ResearchBlogging.orgParncutt, R. (2009). Prenatal development and the phylogeny and ontogeny of musical behaviour. In S. Hallam, I. Cross, & M. Thaut (Eds.), Oxford handbook of music psychology (pp. 219-228). Oxford: Oxford University Press.

Tuesday, March 01, 2011

Is music a result of sexual selection?

For Charles Darwin it was clear: neither the perception nor the production of music were “faculties of the least use to man." At the same occasion he also wrote that “[these faculties] must be ranked amongst the most mysterious with which he is endowed.” (Darwin, 1871). Darwin's hunch was that music could be seen as a product of sexual selection, comparable to a male bird’s display of seductive feathers.

This week two of my favorite YouTube videos. They ilustrate - anecdotally - Darwin’s idea of music as a result of sexual selection (At least that is how you could interpret the behavior of these two great performers/musicians and their admiring audience ;-)

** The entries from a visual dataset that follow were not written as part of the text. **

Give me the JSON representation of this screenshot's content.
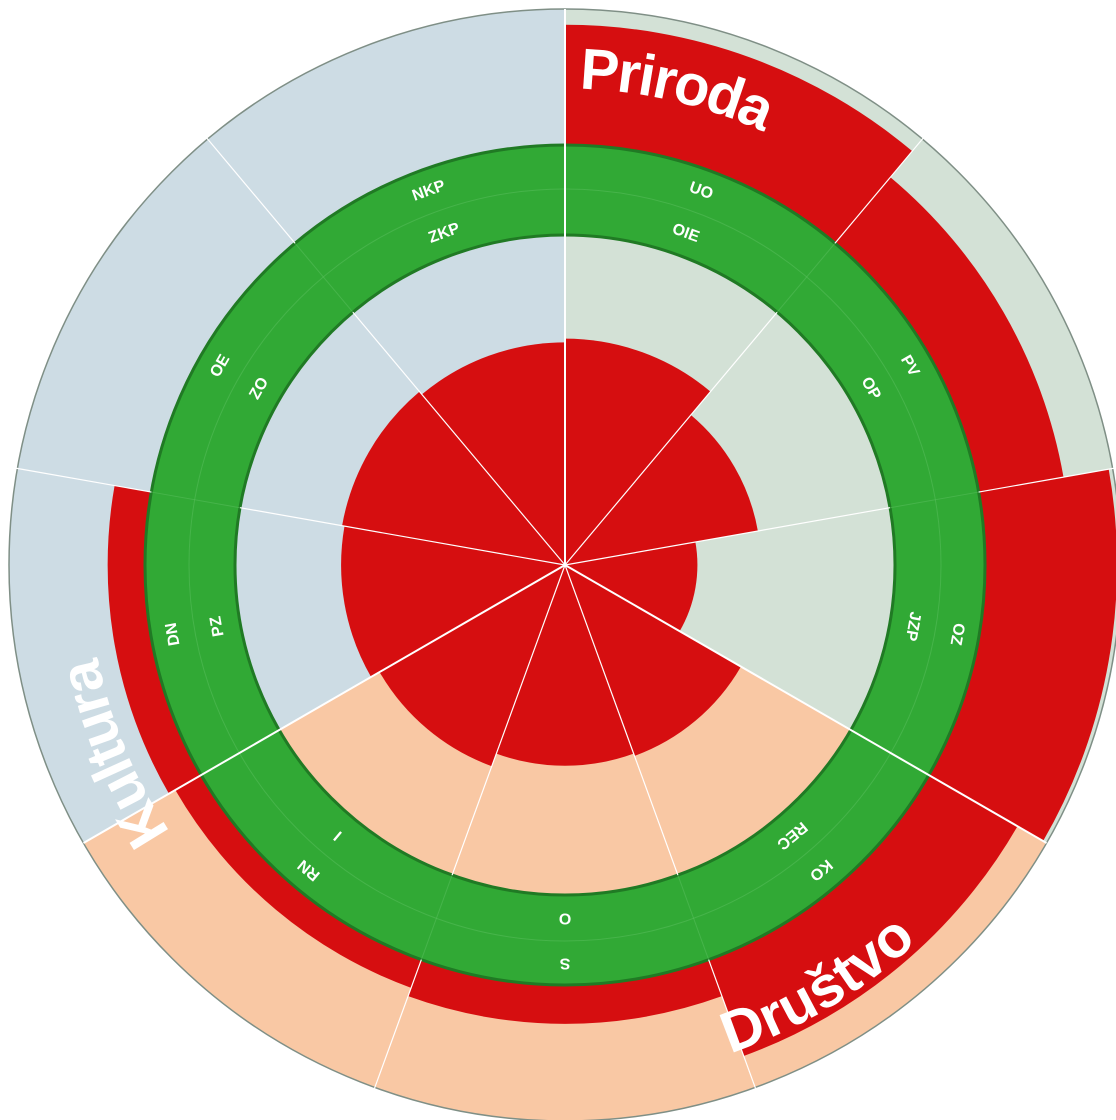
{
  "chart_data": {
    "type": "polar-bar",
    "title": "",
    "sectors": [
      {
        "name": "Priroda",
        "color": "#d3e1d6"
      },
      {
        "name": "Društvo",
        "color": "#f9c8a4"
      },
      {
        "name": "Kultura",
        "color": "#cddce4"
      }
    ],
    "colors": {
      "bar": "#d60e10",
      "ring": "#31a935",
      "ring_edge": "#207a24",
      "divider": "#ffffff",
      "outline": "#7f8f86"
    },
    "scale_max": 1.0,
    "outer_indicators": [
      {
        "label": "UO",
        "sector": "Priroda",
        "value": 0.88
      },
      {
        "label": "PV",
        "sector": "Priroda",
        "value": 0.65
      },
      {
        "label": "OZ",
        "sector": "Priroda",
        "value": 0.96
      },
      {
        "label": "KO",
        "sector": "Društvo",
        "value": 0.76
      },
      {
        "label": "S",
        "sector": "Društvo",
        "value": 0.33
      },
      {
        "label": "RN",
        "sector": "Društvo",
        "value": 0.27
      },
      {
        "label": "DN",
        "sector": "Kultura",
        "value": 0.32
      },
      {
        "label": "OE",
        "sector": "Kultura",
        "value": 0.0
      },
      {
        "label": "NKP",
        "sector": "Kultura",
        "value": 0.0
      }
    ],
    "inner_indicators": [
      {
        "label": "OIE",
        "sector": "Priroda",
        "value": 0.97
      },
      {
        "label": "OP",
        "sector": "Priroda",
        "value": 0.72
      },
      {
        "label": "JZP",
        "sector": "Priroda",
        "value": 0.2
      },
      {
        "label": "REC",
        "sector": "Društvo",
        "value": 0.78
      },
      {
        "label": "O",
        "sector": "Društvo",
        "value": 0.76
      },
      {
        "label": "I",
        "sector": "Društvo",
        "value": 0.87
      },
      {
        "label": "PZ",
        "sector": "Kultura",
        "value": 0.95
      },
      {
        "label": "ZO",
        "sector": "Kultura",
        "value": 0.97
      },
      {
        "label": "ZKP",
        "sector": "Kultura",
        "value": 0.94
      }
    ]
  }
}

However, despite the attractiveness of Darwin’s idea (more recently elaborated by evolutionary psychologist Geoffrey F. Miller in his book The Mating Mind) there are more arguments against than in favor of this line of thought. One being the fact that major differences could then be expected in the anatomy and behavior of men and women, as is the case where sexual selection in songbirds is concerned. Unlike with songbirds, whales, frogs, and other “song”-producing creatures, there is no substantial difference in the way men or women perceive or produce music nor in their physiology related to music processing (cf. Honing, 2011). The search for the origins of music continues...

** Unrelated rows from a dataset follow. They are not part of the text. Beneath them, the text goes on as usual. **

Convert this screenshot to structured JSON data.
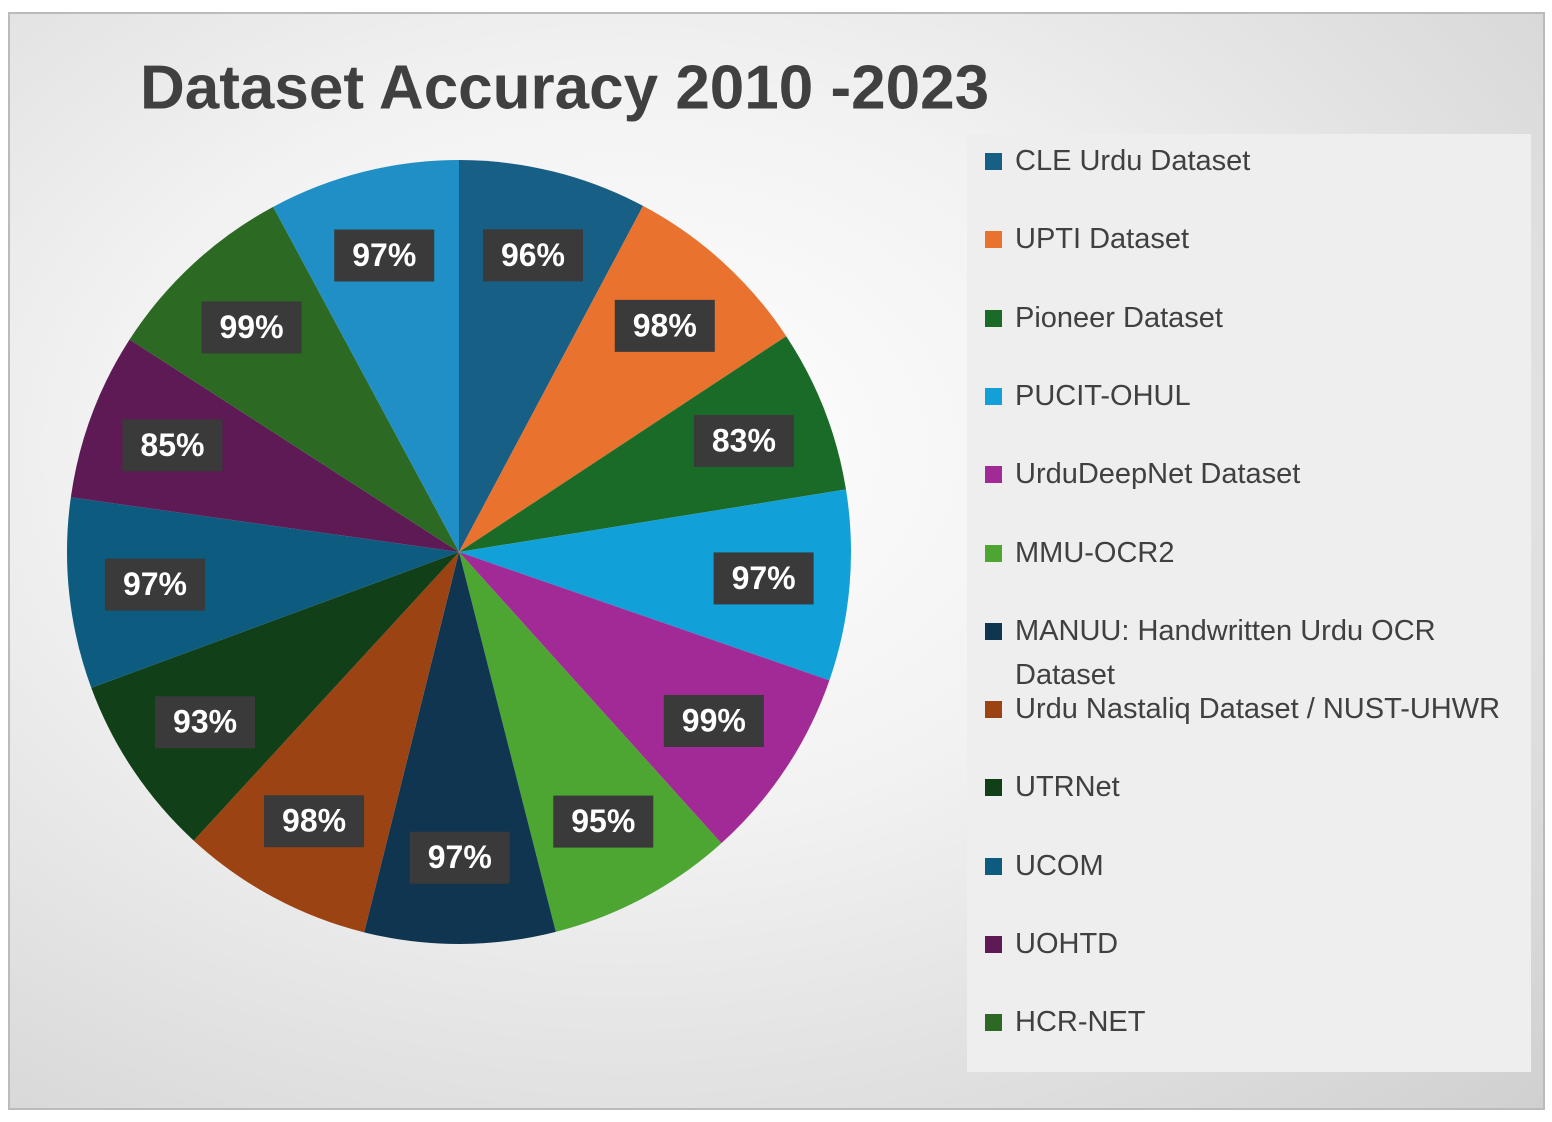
{
  "chart_data": {
    "type": "pie",
    "title": "Dataset Accuracy 2010 -2023",
    "categories": [
      "CLE Urdu Dataset",
      "UPTI Dataset",
      "Pioneer Dataset",
      "PUCIT-OHUL",
      "UrduDeepNet Dataset",
      "MMU-OCR2",
      "MANUU: Handwritten Urdu OCR Dataset",
      "Urdu Nastaliq Dataset / NUST-UHWR",
      "UTRNet",
      "UCOM",
      "UOHTD",
      "HCR-NET",
      null
    ],
    "series": [
      {
        "values": [
          96,
          98,
          83,
          97,
          99,
          95,
          97,
          98,
          93,
          97,
          85,
          99,
          97
        ],
        "value_labels": [
          "96%",
          "98%",
          "83%",
          "97%",
          "99%",
          "95%",
          "97%",
          "98%",
          "93%",
          "97%",
          "85%",
          "99%",
          "97%"
        ],
        "colors": [
          "#175f84",
          "#e8722e",
          "#1a6b27",
          "#12a0d8",
          "#a22a97",
          "#4ca631",
          "#0f3550",
          "#9b4312",
          "#103f18",
          "#0e5b80",
          "#5d1a55",
          "#2c6a24",
          "#1f8fc6"
        ]
      }
    ],
    "legend": "right"
  }
}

ResearchBlogging.org Blute, M. (2003). [Book Review: The Mating Mind: How Sexual Choice Shaped the Evolution of Human Nature] The Quarterly Review of Biology, 78 (1), 129-130 DOI: 10.1086/377917

ResearchBlogging.orgHoning, H. (in press, 2011) Musical Cognition. A Science of Listening. New Brunswick, N.J.: Transaction Publishers.

ResearchBlogging.orgDarwin, G. (1871) The Descent of Man, and Selection in Relation to Sex.London: Murray (p. 878).